Jim Henson's 1986 movie "Labyrinth" fills the screen with some of the strangest sights imaginable. The fantasy movie is a highly intricate piece of work, and as such, the untold truth of "Labyrinth" includes many secrets and hidden details from behind the scenes. One such secret concerns the "Helping Hands" scene, in which Sarah (Jennifer Connelly) descends into a pit full of hands that grab her, control her direction, and even form crude, talking faces that give her a choice of going up or down. Being at the mercy of countless groping, disembodied hands is a nightmarish scenario for anyone — especially a young woman — even before they start talking, and the claustrophobic scene has a fairly good shot at being the creepiest one in the entire movie. However, seeing how it was actually shot might just make it even worse.

The scene is definitely one of the many things only adults notice in "Labyrinth." It's tempting to think that the scene is some sort of patented Henson wizardry where the action takes place in a fairly small, contained place with the upward and downward motion achieved with effects and camera trickery. No such luck for Connelly, though. They actually built a full-sized shaft of hands that she had to descend through while a camera rig moved alongside her.

The Helping Hands set was a towering, groping mass of real and fake hands

The Helping Hands scene started out as the brainchild of "Labyrinth" screenwriter Terry Jones, one of the stars of Monty Python. Henson expanded Jones' original idea of an individual talking hand with eyes and some lipstick for a mouth into the talking hand faces you see in the movie, and incorporated them into the giant set that featured both prop hands and puppeteers wearing special gloves.

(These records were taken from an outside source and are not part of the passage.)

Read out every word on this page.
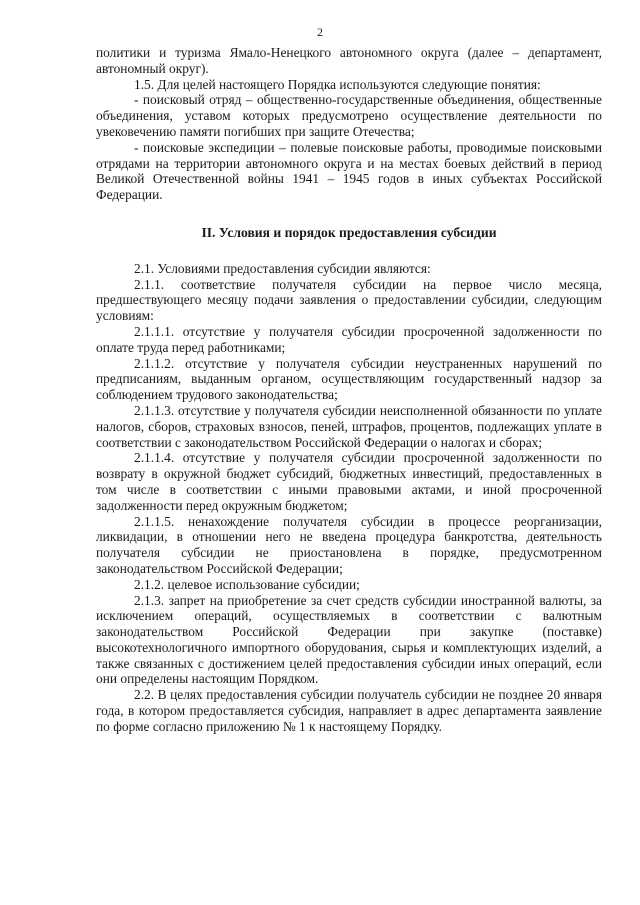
2

политики и туризма Ямало-Ненецкого автономного округа (далее – департамент, автономный округ).

1.5. Для целей настоящего Порядка используются следующие понятия:

- поисковый отряд – общественно-государственные объединения, общественные объединения, уставом которых предусмотрено осуществление деятельности по увековечению памяти погибших при защите Отечества;

- поисковые экспедиции – полевые поисковые работы, проводимые поисковыми отрядами на территории автономного округа и на местах боевых действий в период Великой Отечественной войны 1941 – 1945 годов в иных субъектах Российской Федерации.

II. Условия и порядок предоставления субсидии

2.1. Условиями предоставления субсидии являются:

2.1.1. соответствие получателя субсидии на первое число месяца, предшествующего месяцу подачи заявления о предоставлении субсидии, следующим условиям:

2.1.1.1. отсутствие у получателя субсидии просроченной задолженности по оплате труда перед работниками;

2.1.1.2. отсутствие у получателя субсидии неустраненных нарушений по предписаниям, выданным органом, осуществляющим государственный надзор за соблюдением трудового законодательства;

2.1.1.3. отсутствие у получателя субсидии неисполненной обязанности по уплате налогов, сборов, страховых взносов, пеней, штрафов, процентов, подлежащих уплате в соответствии с законодательством Российской Федерации о налогах и сборах;

2.1.1.4. отсутствие у получателя субсидии просроченной задолженности по возврату в окружной бюджет субсидий, бюджетных инвестиций, предоставленных в том числе в соответствии с иными правовыми актами, и иной просроченной задолженности перед окружным бюджетом;

2.1.1.5. ненахождение получателя субсидии в процессе реорганизации, ликвидации, в отношении него не введена процедура банкротства, деятельность получателя субсидии не приостановлена в порядке, предусмотренном законодательством Российской Федерации;

2.1.2. целевое использование субсидии;

2.1.3. запрет на приобретение за счет средств субсидии иностранной валюты, за исключением операций, осуществляемых в соответствии с валютным законодательством Российской Федерации при закупке (поставке) высокотехнологичного импортного оборудования, сырья и комплектующих изделий, а также связанных с достижением целей предоставления субсидии иных операций, если они определены настоящим Порядком.

2.2. В целях предоставления субсидии получатель субсидии не позднее 20 января года, в котором предоставляется субсидия, направляет в адрес департамента заявление по форме согласно приложению № 1 к настоящему Порядку.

Being a young actor in a major movie, Connelly didn't outright speak out on how creepy she may have found the experience of filming the scene, but it's worth noting that the way she described the Helping Hands set makes it seem like a fairly uncomfortable place to be. "The shaft of hands, it's a slimy green substance, and it has these hands sticking out from all over the place, tons and tons and tons of them," Connelly said, describing the structure in a featurette on The Jim Henson Company YouTube channel. "And it's really high. It's about 40 feet or something."

While "Labyrinth" as a whole is well-liked by both critics and audiences, the groping, trapping Helping Hands that Jones dreamed up can easily seem extremely uncomfortable by today's standards. It remains to be seen how the scene will be seen in the years to come.